Die Häfen von Bodrum, Marmaris und Göcek sind zu Zentren des türkischen Yachttourismus geworden. Hier findet man mit die schönsten Ankerplätze des Mittelmeeres. Zu den Charterschiffen kommen in diesem Revier viele Gulets, die türkischen Traditionssegler, hinzu. Es ist in den Sommermonaten voll, aber nicht überfüllt. In den Golfen mit ihren vielen Ankermöglichkeiten findet trotzdem noch jeder sein Plätzchen. Verantwortungsvolles Umweltverhalten wird verlangt und sollte eigentlich auch selbstverständlich sein (wer kennt nicht noch aus der Segelausbildung die „10 goldenen Regeln“!?).

Bodrum

Bodrum ist der beliebteste Ferienort und Zweitwohnsitz für wohlhabendere türkische Familien. Schön sind die alten Bodrum-Häuser aus massivem Naturstein, die Gartenmauern mit blühendem Oleander und Bougainvillea. Es gibt Einkaufssträßchen und Unmengen von Strandrestaurants mit Blick auf den Hafen und das Kastell St. Peter. Trotz des Touristenrummels ist Bodrum einen Aufenthalt wert – man sollte das Flair dieser Stadt kennengelernt haben.

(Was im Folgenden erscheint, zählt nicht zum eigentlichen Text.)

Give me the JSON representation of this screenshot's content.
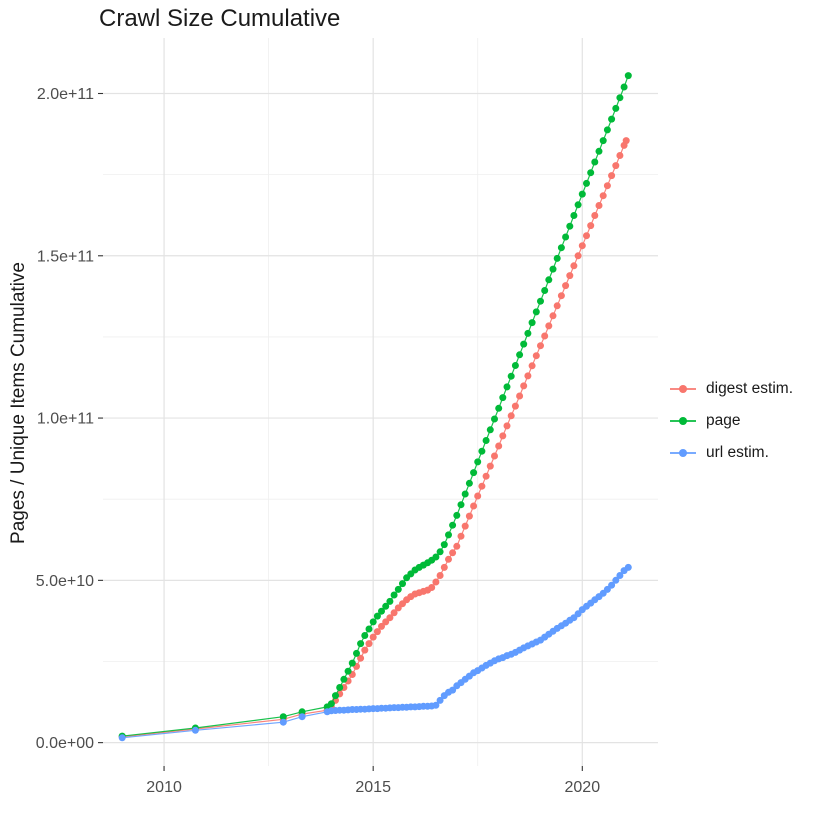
{
  "chart_data": {
    "type": "line",
    "title": "Crawl Size Cumulative",
    "xlabel": "",
    "ylabel": "Pages / Unique Items Cumulative",
    "grid": true,
    "grid_major_color": "#e3e3e3",
    "grid_minor_color": "#efefef",
    "tick_color": "#333333",
    "axis_text_color": "#4d4d4d",
    "legend_position": "right",
    "xlim": [
      2008.54,
      2021.81
    ],
    "ylim": [
      -7200000000.0,
      217100000000.0
    ],
    "x_ticks": {
      "major": [
        2010,
        2015,
        2020
      ],
      "minor": [
        2012.5,
        2017.5
      ],
      "labels": [
        "2010",
        "2015",
        "2020"
      ]
    },
    "y_ticks": {
      "major": [
        0,
        50000000000.0,
        100000000000.0,
        150000000000.0,
        200000000000.0
      ],
      "minor": [
        25000000000.0,
        75000000000.0,
        125000000000.0,
        175000000000.0
      ],
      "labels": [
        "0.0e+00",
        "5.0e+10",
        "1.0e+11",
        "1.5e+11",
        "2.0e+11"
      ]
    },
    "series": [
      {
        "name": "digest estim.",
        "color": "#F8766D",
        "points": [
          [
            2009.0,
            1800000000.0
          ],
          [
            2010.75,
            4200000000.0
          ],
          [
            2012.85,
            7200000000.0
          ],
          [
            2013.3,
            8800000000.0
          ],
          [
            2013.9,
            10000000000.0
          ],
          [
            2014.0,
            11000000000.0
          ],
          [
            2014.1,
            13000000000.0
          ],
          [
            2014.2,
            15000000000.0
          ],
          [
            2014.3,
            17000000000.0
          ],
          [
            2014.4,
            19000000000.0
          ],
          [
            2014.5,
            21000000000.0
          ],
          [
            2014.6,
            23500000000.0
          ],
          [
            2014.7,
            26000000000.0
          ],
          [
            2014.8,
            28500000000.0
          ],
          [
            2014.9,
            30500000000.0
          ],
          [
            2015.0,
            32500000000.0
          ],
          [
            2015.1,
            34200000000.0
          ],
          [
            2015.2,
            35800000000.0
          ],
          [
            2015.3,
            37200000000.0
          ],
          [
            2015.4,
            38500000000.0
          ],
          [
            2015.5,
            40000000000.0
          ],
          [
            2015.6,
            41500000000.0
          ],
          [
            2015.7,
            42800000000.0
          ],
          [
            2015.8,
            44000000000.0
          ],
          [
            2015.9,
            45000000000.0
          ],
          [
            2016.0,
            45800000000.0
          ],
          [
            2016.1,
            46200000000.0
          ],
          [
            2016.2,
            46600000000.0
          ],
          [
            2016.3,
            47000000000.0
          ],
          [
            2016.4,
            47800000000.0
          ],
          [
            2016.5,
            49500000000.0
          ],
          [
            2016.6,
            51500000000.0
          ],
          [
            2016.7,
            54000000000.0
          ],
          [
            2016.8,
            56500000000.0
          ],
          [
            2016.9,
            58500000000.0
          ],
          [
            2017.0,
            60500000000.0
          ],
          [
            2017.1,
            63600000000.0
          ],
          [
            2017.2,
            66700000000.0
          ],
          [
            2017.3,
            69800000000.0
          ],
          [
            2017.4,
            72900000000.0
          ],
          [
            2017.5,
            76000000000.0
          ],
          [
            2017.6,
            79000000000.0
          ],
          [
            2017.7,
            82100000000.0
          ],
          [
            2017.8,
            85200000000.0
          ],
          [
            2017.9,
            88300000000.0
          ],
          [
            2018.0,
            91400000000.0
          ],
          [
            2018.1,
            94500000000.0
          ],
          [
            2018.2,
            97600000000.0
          ],
          [
            2018.3,
            100700000000.0
          ],
          [
            2018.4,
            103700000000.0
          ],
          [
            2018.5,
            106800000000.0
          ],
          [
            2018.6,
            109900000000.0
          ],
          [
            2018.7,
            113000000000.0
          ],
          [
            2018.8,
            116100000000.0
          ],
          [
            2018.9,
            119200000000.0
          ],
          [
            2019.0,
            122300000000.0
          ],
          [
            2019.1,
            125300000000.0
          ],
          [
            2019.2,
            128400000000.0
          ],
          [
            2019.3,
            131500000000.0
          ],
          [
            2019.4,
            134600000000.0
          ],
          [
            2019.5,
            137700000000.0
          ],
          [
            2019.6,
            140800000000.0
          ],
          [
            2019.7,
            143900000000.0
          ],
          [
            2019.8,
            146900000000.0
          ],
          [
            2019.9,
            150000000000.0
          ],
          [
            2020.0,
            153100000000.0
          ],
          [
            2020.1,
            156200000000.0
          ],
          [
            2020.2,
            159300000000.0
          ],
          [
            2020.3,
            162400000000.0
          ],
          [
            2020.4,
            165500000000.0
          ],
          [
            2020.5,
            168500000000.0
          ],
          [
            2020.6,
            171600000000.0
          ],
          [
            2020.7,
            174700000000.0
          ],
          [
            2020.8,
            177800000000.0
          ],
          [
            2020.9,
            180900000000.0
          ],
          [
            2021.0,
            184000000000.0
          ],
          [
            2021.05,
            185500000000.0
          ]
        ]
      },
      {
        "name": "page",
        "color": "#00BA38",
        "points": [
          [
            2009.0,
            2000000000.0
          ],
          [
            2010.75,
            4500000000.0
          ],
          [
            2012.85,
            8000000000.0
          ],
          [
            2013.3,
            9500000000.0
          ],
          [
            2013.9,
            11000000000.0
          ],
          [
            2014.0,
            12000000000.0
          ],
          [
            2014.1,
            14500000000.0
          ],
          [
            2014.2,
            17000000000.0
          ],
          [
            2014.3,
            19500000000.0
          ],
          [
            2014.4,
            22000000000.0
          ],
          [
            2014.5,
            24500000000.0
          ],
          [
            2014.6,
            27500000000.0
          ],
          [
            2014.7,
            30500000000.0
          ],
          [
            2014.8,
            33000000000.0
          ],
          [
            2014.9,
            35000000000.0
          ],
          [
            2015.0,
            37200000000.0
          ],
          [
            2015.1,
            39000000000.0
          ],
          [
            2015.2,
            40500000000.0
          ],
          [
            2015.3,
            42000000000.0
          ],
          [
            2015.4,
            43500000000.0
          ],
          [
            2015.5,
            45500000000.0
          ],
          [
            2015.6,
            47200000000.0
          ],
          [
            2015.7,
            49000000000.0
          ],
          [
            2015.8,
            50800000000.0
          ],
          [
            2015.9,
            52000000000.0
          ],
          [
            2016.0,
            53200000000.0
          ],
          [
            2016.1,
            54000000000.0
          ],
          [
            2016.2,
            54700000000.0
          ],
          [
            2016.3,
            55400000000.0
          ],
          [
            2016.4,
            56200000000.0
          ],
          [
            2016.5,
            57200000000.0
          ],
          [
            2016.6,
            58800000000.0
          ],
          [
            2016.7,
            61000000000.0
          ],
          [
            2016.8,
            64000000000.0
          ],
          [
            2016.9,
            67000000000.0
          ],
          [
            2017.0,
            70000000000.0
          ],
          [
            2017.1,
            73300000000.0
          ],
          [
            2017.2,
            76600000000.0
          ],
          [
            2017.3,
            79900000000.0
          ],
          [
            2017.4,
            83200000000.0
          ],
          [
            2017.5,
            86500000000.0
          ],
          [
            2017.6,
            89800000000.0
          ],
          [
            2017.7,
            93100000000.0
          ],
          [
            2017.8,
            96400000000.0
          ],
          [
            2017.9,
            99700000000.0
          ],
          [
            2018.0,
            103000000000.0
          ],
          [
            2018.1,
            106300000000.0
          ],
          [
            2018.2,
            109600000000.0
          ],
          [
            2018.3,
            112900000000.0
          ],
          [
            2018.4,
            116200000000.0
          ],
          [
            2018.5,
            119500000000.0
          ],
          [
            2018.6,
            122800000000.0
          ],
          [
            2018.7,
            126100000000.0
          ],
          [
            2018.8,
            129400000000.0
          ],
          [
            2018.9,
            132700000000.0
          ],
          [
            2019.0,
            136000000000.0
          ],
          [
            2019.1,
            139300000000.0
          ],
          [
            2019.2,
            142600000000.0
          ],
          [
            2019.3,
            145900000000.0
          ],
          [
            2019.4,
            149200000000.0
          ],
          [
            2019.5,
            152500000000.0
          ],
          [
            2019.6,
            155800000000.0
          ],
          [
            2019.7,
            159100000000.0
          ],
          [
            2019.8,
            162400000000.0
          ],
          [
            2019.9,
            165700000000.0
          ],
          [
            2020.0,
            169000000000.0
          ],
          [
            2020.1,
            172300000000.0
          ],
          [
            2020.2,
            175600000000.0
          ],
          [
            2020.3,
            178900000000.0
          ],
          [
            2020.4,
            182200000000.0
          ],
          [
            2020.5,
            185500000000.0
          ],
          [
            2020.6,
            188800000000.0
          ],
          [
            2020.7,
            192100000000.0
          ],
          [
            2020.8,
            195400000000.0
          ],
          [
            2020.9,
            198700000000.0
          ],
          [
            2021.0,
            202000000000.0
          ],
          [
            2021.1,
            205500000000.0
          ]
        ]
      },
      {
        "name": "url estim.",
        "color": "#619CFF",
        "points": [
          [
            2009.0,
            1500000000.0
          ],
          [
            2010.75,
            3800000000.0
          ],
          [
            2012.85,
            6300000000.0
          ],
          [
            2013.3,
            8000000000.0
          ],
          [
            2013.9,
            9500000000.0
          ],
          [
            2014.0,
            9800000000.0
          ],
          [
            2014.1,
            9900000000.0
          ],
          [
            2014.2,
            10000000000.0
          ],
          [
            2014.3,
            10000000000.0
          ],
          [
            2014.4,
            10100000000.0
          ],
          [
            2014.5,
            10200000000.0
          ],
          [
            2014.6,
            10200000000.0
          ],
          [
            2014.7,
            10300000000.0
          ],
          [
            2014.8,
            10300000000.0
          ],
          [
            2014.9,
            10400000000.0
          ],
          [
            2015.0,
            10500000000.0
          ],
          [
            2015.1,
            10500000000.0
          ],
          [
            2015.2,
            10600000000.0
          ],
          [
            2015.3,
            10600000000.0
          ],
          [
            2015.4,
            10700000000.0
          ],
          [
            2015.5,
            10800000000.0
          ],
          [
            2015.6,
            10800000000.0
          ],
          [
            2015.7,
            10900000000.0
          ],
          [
            2015.8,
            10900000000.0
          ],
          [
            2015.9,
            11000000000.0
          ],
          [
            2016.0,
            11000000000.0
          ],
          [
            2016.1,
            11100000000.0
          ],
          [
            2016.2,
            11200000000.0
          ],
          [
            2016.3,
            11200000000.0
          ],
          [
            2016.4,
            11300000000.0
          ],
          [
            2016.5,
            11500000000.0
          ],
          [
            2016.6,
            13000000000.0
          ],
          [
            2016.7,
            14500000000.0
          ],
          [
            2016.8,
            15500000000.0
          ],
          [
            2016.9,
            16200000000.0
          ],
          [
            2017.0,
            17500000000.0
          ],
          [
            2017.1,
            18500000000.0
          ],
          [
            2017.2,
            19500000000.0
          ],
          [
            2017.3,
            20500000000.0
          ],
          [
            2017.4,
            21500000000.0
          ],
          [
            2017.5,
            22200000000.0
          ],
          [
            2017.6,
            23000000000.0
          ],
          [
            2017.7,
            23800000000.0
          ],
          [
            2017.8,
            24500000000.0
          ],
          [
            2017.9,
            25200000000.0
          ],
          [
            2018.0,
            25800000000.0
          ],
          [
            2018.1,
            26200000000.0
          ],
          [
            2018.2,
            26800000000.0
          ],
          [
            2018.3,
            27200000000.0
          ],
          [
            2018.4,
            27800000000.0
          ],
          [
            2018.5,
            28500000000.0
          ],
          [
            2018.6,
            29200000000.0
          ],
          [
            2018.7,
            29800000000.0
          ],
          [
            2018.8,
            30400000000.0
          ],
          [
            2018.9,
            31000000000.0
          ],
          [
            2019.0,
            31600000000.0
          ],
          [
            2019.1,
            32500000000.0
          ],
          [
            2019.2,
            33400000000.0
          ],
          [
            2019.3,
            34300000000.0
          ],
          [
            2019.4,
            35200000000.0
          ],
          [
            2019.5,
            36000000000.0
          ],
          [
            2019.6,
            36800000000.0
          ],
          [
            2019.7,
            37700000000.0
          ],
          [
            2019.8,
            38500000000.0
          ],
          [
            2019.9,
            39700000000.0
          ],
          [
            2020.0,
            41000000000.0
          ],
          [
            2020.1,
            42000000000.0
          ],
          [
            2020.2,
            43000000000.0
          ],
          [
            2020.3,
            44000000000.0
          ],
          [
            2020.4,
            45000000000.0
          ],
          [
            2020.5,
            46000000000.0
          ],
          [
            2020.6,
            47200000000.0
          ],
          [
            2020.7,
            48500000000.0
          ],
          [
            2020.8,
            50000000000.0
          ],
          [
            2020.9,
            51500000000.0
          ],
          [
            2021.0,
            53000000000.0
          ],
          [
            2021.1,
            54000000000.0
          ]
        ]
      }
    ]
  }
}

Yachten gehen in die Milta Bodrum Marina. Die Marina bietet 450 Liegeplätze, alle Versorgungsmöglichkeiten werden geboten.

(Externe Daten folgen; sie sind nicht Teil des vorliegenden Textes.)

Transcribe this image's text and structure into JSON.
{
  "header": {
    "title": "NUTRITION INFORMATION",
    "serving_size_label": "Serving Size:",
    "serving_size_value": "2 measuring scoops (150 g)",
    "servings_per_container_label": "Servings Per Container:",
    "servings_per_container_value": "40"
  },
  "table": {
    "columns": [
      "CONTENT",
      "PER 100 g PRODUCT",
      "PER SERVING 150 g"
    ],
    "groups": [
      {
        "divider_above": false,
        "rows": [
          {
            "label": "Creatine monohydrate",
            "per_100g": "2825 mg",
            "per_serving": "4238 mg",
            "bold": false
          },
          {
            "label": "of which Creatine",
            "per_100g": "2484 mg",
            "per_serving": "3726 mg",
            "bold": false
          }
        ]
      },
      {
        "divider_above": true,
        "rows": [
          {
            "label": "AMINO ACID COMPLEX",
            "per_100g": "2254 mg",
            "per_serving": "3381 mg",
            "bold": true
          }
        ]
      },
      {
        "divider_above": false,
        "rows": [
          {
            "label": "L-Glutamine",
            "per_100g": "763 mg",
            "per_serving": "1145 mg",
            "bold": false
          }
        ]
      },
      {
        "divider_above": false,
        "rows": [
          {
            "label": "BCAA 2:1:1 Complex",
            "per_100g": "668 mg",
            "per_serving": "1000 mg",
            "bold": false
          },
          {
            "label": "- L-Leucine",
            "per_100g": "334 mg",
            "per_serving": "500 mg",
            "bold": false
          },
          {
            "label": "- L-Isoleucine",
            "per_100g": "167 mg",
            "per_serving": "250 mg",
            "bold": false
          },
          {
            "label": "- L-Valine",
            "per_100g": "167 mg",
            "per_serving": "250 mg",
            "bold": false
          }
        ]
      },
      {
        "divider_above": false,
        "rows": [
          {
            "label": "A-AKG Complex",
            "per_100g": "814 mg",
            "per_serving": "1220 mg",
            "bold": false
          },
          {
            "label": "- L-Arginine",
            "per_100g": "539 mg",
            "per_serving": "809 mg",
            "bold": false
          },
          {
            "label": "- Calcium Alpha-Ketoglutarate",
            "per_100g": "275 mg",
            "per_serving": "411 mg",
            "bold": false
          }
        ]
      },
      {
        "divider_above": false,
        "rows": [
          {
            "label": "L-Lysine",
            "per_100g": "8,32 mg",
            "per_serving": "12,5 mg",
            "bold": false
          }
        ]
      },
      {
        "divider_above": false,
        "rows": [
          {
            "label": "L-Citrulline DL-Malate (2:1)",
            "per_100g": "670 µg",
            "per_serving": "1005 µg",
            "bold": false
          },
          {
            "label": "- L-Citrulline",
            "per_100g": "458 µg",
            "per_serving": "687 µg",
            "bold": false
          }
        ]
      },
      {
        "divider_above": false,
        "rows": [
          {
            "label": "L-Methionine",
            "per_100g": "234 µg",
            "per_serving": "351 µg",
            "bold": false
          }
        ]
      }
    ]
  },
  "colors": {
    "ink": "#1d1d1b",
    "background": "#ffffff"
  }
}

In der Nähe der Marina Milta befindet sich eine Shopping-Meile, Restaurants, ein Yacht Club, Bars und der Segelklub Bodrum. Die Marina liegt ausreichend entfernt vom Trubel der Altstadt. Trotzdem kann man zu Fuß bequem die quirlige Altstadt erreichen.

Koordinaten: 37° 02` 00" N – 27° 25` 50" O
VHF-Kanal / Rufzeichen: 73 – "Bodrum Marina"
Marina-Lageplan
Adresse
Bodrum Marina
Neyzen Tevfik Caddesi No 5
48400 Bodrum / Muğla
Telefon
+90 252 - 316 18 60
Fax
+90 252 - 316 14 06

Golf von Gökova

Der Golf von Gökova ist ein seglerisches Highlight wie man es nur selten findet – einsame und ruhige Buchten gleichermaßen wie Buchten mit Anlegestellen vor urigen Kneipen und Knidos an der Spitze der Halbinsel Datça.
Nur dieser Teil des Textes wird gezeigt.